Мы расселись по местам: я и Мансур расположились на заднем сидении, а участковый – на водительском. После минутного манипулирования рычагом переключения коробки передач, сопровождающегося оглушительном треском, машина тронулась, выстреливая облака черного дыма в чистый сельский воздух.

Внутреннее убранство машины давно утратило лоск былой роскоши. Потрескавшиеся дерматиновые сидения были прикрыты старыми киргизскими ковриками. Ручек, отвечающих за открытие окон, давно уже не было на месте. Украшением служила лишь огромная рыбина из капельницы, висящая на мутном зеркале заднего вида. В автомобиле пахло отсыревшим пальто. Интерьер машины, которая всем своим видом иллюстрировала теорию упадка сельских поселений, удачно дополнял труп Короля Рваны Жопы. При каждой кочке покойник весело подпрыгивал и стукался лбом о лобовое стекло.

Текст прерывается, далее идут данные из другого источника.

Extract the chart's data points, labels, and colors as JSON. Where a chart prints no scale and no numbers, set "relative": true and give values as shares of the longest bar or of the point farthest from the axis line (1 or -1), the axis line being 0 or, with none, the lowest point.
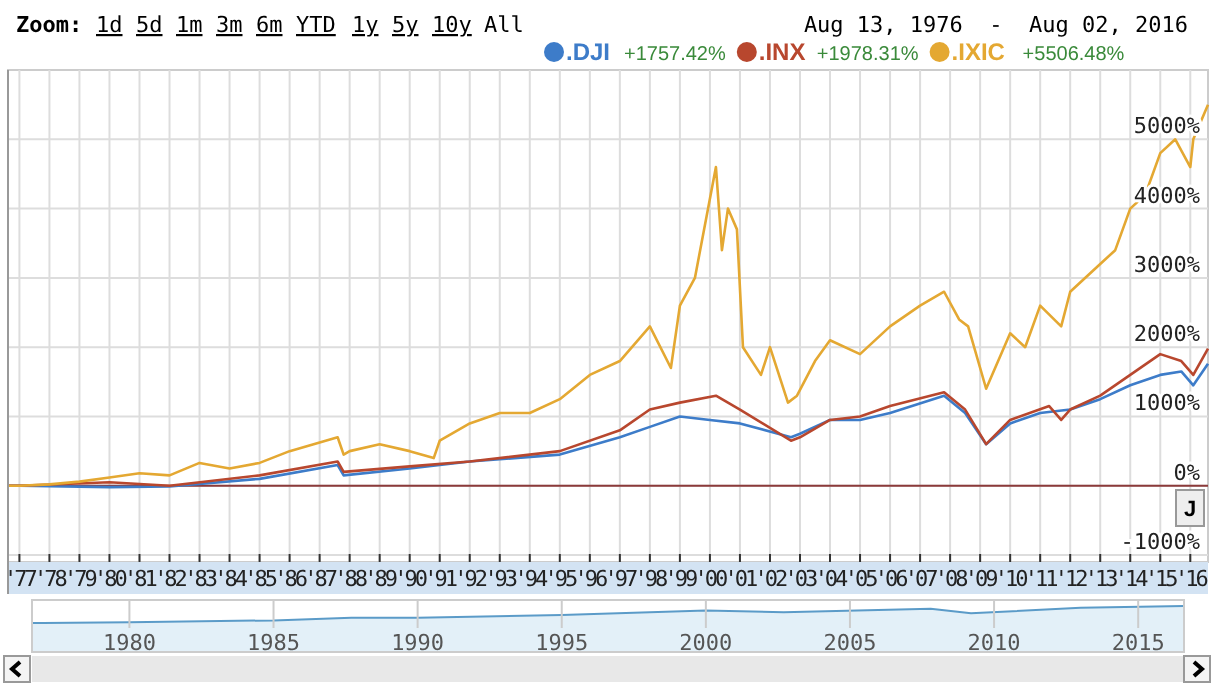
{
  "chart_data": [
    {
      "type": "line",
      "annotations": [
        "Zoom:",
        "1d",
        "5d",
        "1m",
        "3m",
        "6m",
        "YTD",
        "1y",
        "5y",
        "10y",
        "All",
        "Aug 13, 1976  -  Aug 02, 2016",
        "+1757.42%",
        "+1978.31%",
        "+5506.48%",
        "J"
      ],
      "xlim": [
        1976.62,
        2016.59
      ],
      "xticks": [
        {
          "value": 1977,
          "label": "'77"
        },
        {
          "value": 1978,
          "label": "'78"
        },
        {
          "value": 1979,
          "label": "'79"
        },
        {
          "value": 1980,
          "label": "'80"
        },
        {
          "value": 1981,
          "label": "'81"
        },
        {
          "value": 1982,
          "label": "'82"
        },
        {
          "value": 1983,
          "label": "'83"
        },
        {
          "value": 1984,
          "label": "'84"
        },
        {
          "value": 1985,
          "label": "'85"
        },
        {
          "value": 1986,
          "label": "'86"
        },
        {
          "value": 1987,
          "label": "'87"
        },
        {
          "value": 1988,
          "label": "'88"
        },
        {
          "value": 1989,
          "label": "'89"
        },
        {
          "value": 1990,
          "label": "'90"
        },
        {
          "value": 1991,
          "label": "'91"
        },
        {
          "value": 1992,
          "label": "'92"
        },
        {
          "value": 1993,
          "label": "'93"
        },
        {
          "value": 1994,
          "label": "'94"
        },
        {
          "value": 1995,
          "label": "'95"
        },
        {
          "value": 1996,
          "label": "'96"
        },
        {
          "value": 1997,
          "label": "'97"
        },
        {
          "value": 1998,
          "label": "'98"
        },
        {
          "value": 1999,
          "label": "'99"
        },
        {
          "value": 2000,
          "label": "'00"
        },
        {
          "value": 2001,
          "label": "'01"
        },
        {
          "value": 2002,
          "label": "'02"
        },
        {
          "value": 2003,
          "label": "'03"
        },
        {
          "value": 2004,
          "label": "'04"
        },
        {
          "value": 2005,
          "label": "'05"
        },
        {
          "value": 2006,
          "label": "'06"
        },
        {
          "value": 2007,
          "label": "'07"
        },
        {
          "value": 2008,
          "label": "'08"
        },
        {
          "value": 2009,
          "label": "'09"
        },
        {
          "value": 2010,
          "label": "'10"
        },
        {
          "value": 2011,
          "label": "'11"
        },
        {
          "value": 2012,
          "label": "'12"
        },
        {
          "value": 2013,
          "label": "'13"
        },
        {
          "value": 2014,
          "label": "'14"
        },
        {
          "value": 2015,
          "label": "'15"
        },
        {
          "value": 2016,
          "label": "'16"
        }
      ],
      "ylim": [
        -1100,
        6000
      ],
      "yticks": [
        {
          "value": -1000,
          "label": "-1000%"
        },
        {
          "value": 0,
          "label": "0%"
        },
        {
          "value": 1000,
          "label": "1000%"
        },
        {
          "value": 2000,
          "label": "2000%"
        },
        {
          "value": 3000,
          "label": "3000%"
        },
        {
          "value": 4000,
          "label": "4000%"
        },
        {
          "value": 5000,
          "label": "5000%"
        }
      ],
      "grid": true,
      "legend": "top right",
      "ref_lines": [
        {
          "axis": "y",
          "value": 0,
          "color": "#8b3a3a"
        }
      ],
      "series": [
        {
          "name": ".DJI",
          "color": "#3d7cc9",
          "x": [
            1976.62,
            1977,
            1980,
            1982,
            1985,
            1987.6,
            1987.8,
            1990,
            1992,
            1995,
            1997,
            1998,
            1999,
            2000,
            2001,
            2002.7,
            2003,
            2004,
            2005,
            2006,
            2007.8,
            2008.5,
            2009.2,
            2010,
            2011,
            2012,
            2013,
            2014,
            2015,
            2015.7,
            2016.1,
            2016.59
          ],
          "values": [
            0,
            0,
            -20,
            -10,
            100,
            300,
            150,
            250,
            350,
            450,
            700,
            850,
            1000,
            950,
            900,
            700,
            750,
            950,
            950,
            1050,
            1300,
            1050,
            600,
            900,
            1050,
            1100,
            1250,
            1450,
            1600,
            1650,
            1450,
            1760
          ]
        },
        {
          "name": ".INX",
          "color": "#b8472e",
          "x": [
            1976.62,
            1977,
            1980,
            1982,
            1985,
            1987.6,
            1987.8,
            1990,
            1992,
            1995,
            1997,
            1998,
            1999,
            2000.2,
            2001,
            2002.7,
            2003,
            2004,
            2005,
            2006,
            2007.8,
            2008.5,
            2009.2,
            2010,
            2011.3,
            2011.7,
            2012,
            2013,
            2014,
            2015,
            2015.7,
            2016.1,
            2016.59
          ],
          "values": [
            0,
            0,
            50,
            0,
            150,
            350,
            200,
            280,
            350,
            500,
            800,
            1100,
            1200,
            1300,
            1100,
            650,
            700,
            950,
            1000,
            1150,
            1350,
            1100,
            600,
            950,
            1150,
            950,
            1100,
            1300,
            1600,
            1900,
            1800,
            1600,
            1980
          ]
        },
        {
          "name": ".IXIC",
          "color": "#e4a832",
          "x": [
            1976.62,
            1977,
            1978,
            1979,
            1980,
            1981,
            1982,
            1983,
            1984,
            1985,
            1986,
            1987.6,
            1987.8,
            1988,
            1989,
            1990,
            1990.8,
            1991,
            1992,
            1993,
            1994,
            1995,
            1996,
            1997,
            1998,
            1998.7,
            1999,
            1999.5,
            2000.2,
            2000.4,
            2000.6,
            2000.9,
            2001.1,
            2001.7,
            2002,
            2002.6,
            2002.9,
            2003.5,
            2004,
            2005,
            2006,
            2007,
            2007.8,
            2008.3,
            2008.6,
            2009.2,
            2009.6,
            2010,
            2010.5,
            2011,
            2011.7,
            2012,
            2013,
            2013.5,
            2014,
            2014.5,
            2015,
            2015.5,
            2016,
            2016.1,
            2016.59
          ],
          "values": [
            0,
            0,
            20,
            60,
            120,
            180,
            150,
            330,
            250,
            330,
            500,
            700,
            450,
            500,
            600,
            500,
            400,
            650,
            900,
            1050,
            1050,
            1250,
            1600,
            1800,
            2300,
            1700,
            2600,
            3000,
            4600,
            3400,
            4000,
            3700,
            2000,
            1600,
            2000,
            1200,
            1300,
            1800,
            2100,
            1900,
            2300,
            2600,
            2800,
            2400,
            2300,
            1400,
            1800,
            2200,
            2000,
            2600,
            2300,
            2800,
            3200,
            3400,
            4000,
            4200,
            4800,
            5000,
            4600,
            5000,
            5500
          ]
        }
      ]
    },
    {
      "type": "area",
      "relative": true,
      "grid": "x",
      "xlim": [
        1976.62,
        2016.59
      ],
      "xticks": [
        1980,
        1985,
        1990,
        1995,
        2000,
        2005,
        2010,
        2015
      ],
      "series": [
        {
          "color": "#5b9bc8",
          "x": [
            1976.62,
            1977,
            1980,
            1985,
            1987.7,
            1990,
            1995,
            2000,
            2002.7,
            2007.8,
            2009.2,
            2013,
            2016.59
          ],
          "values": [
            0.05,
            0.05,
            0.1,
            0.2,
            0.35,
            0.35,
            0.5,
            0.75,
            0.65,
            0.85,
            0.6,
            0.9,
            1
          ]
        }
      ]
    }
  ]
}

– УАЗ хочу взять, – отметил Фанис Филаретович. Было видно, что он стесняется этой старой машины, на которой ездил ещё его отец. Участковый погладил руль и добавил, – но эту ласточку всё равно оставлю себе. Подшаманю немного…

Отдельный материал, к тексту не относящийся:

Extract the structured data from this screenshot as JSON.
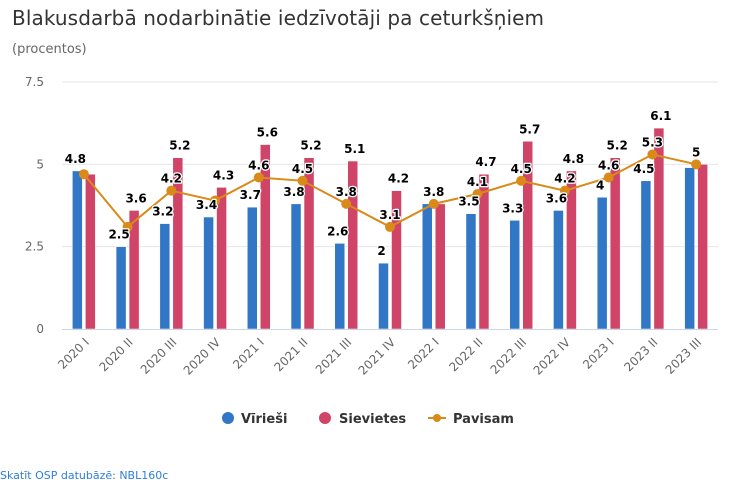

– Я бы «Волгу», взял, – ответил Мансур.

Это заявление я не стал комментировать, так как прекрасно понимал, что ни мечте участкового, ни мечте Мансура не суждено сбыться. Мы давно свыклись, что живем в месте похожем на чистилище. Ничего хорошего здесь никогда не происходит. Я молча стал смотреть в окно на проносящийся мимо Нижний Басрак. Центральная улица была как обычно пустынна. Атмосферу умершего поселения немного разбавляли старухи, сидящие на скамейках возле своих домов. Почтенные женщины, на всякий случай, неодобрительно смотрели вслед нашему «Москвичу», но я сомневался, что они вообще разглядели: кто проехал мимо них.

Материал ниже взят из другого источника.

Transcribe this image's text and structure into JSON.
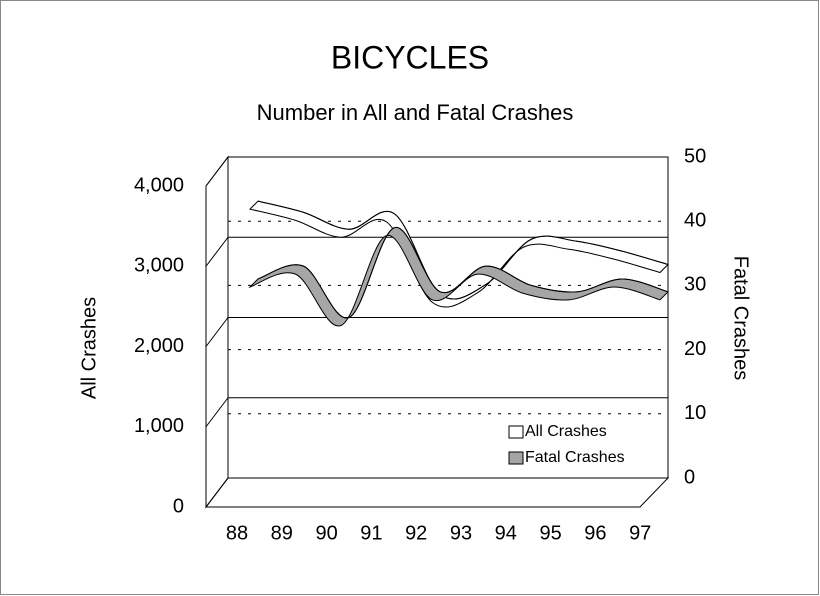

Иногда дорогу перебегали стайки детишек, словно радуясь летним каникулам. Я никогда не понимал детской эйфории, которая поглощает ребенка на всё лето, стоит учебному году закончиться. Наша единственная на всё село школа не славилась особой строгостью, и учеба в ней не создавала особого дискомфорта. Нам с Мансуром осталось отучиться всего год. Буквально через два месяца мы пойдем в одиннадцатый класс. А потом в армию. Подальше от этого богом забытого места.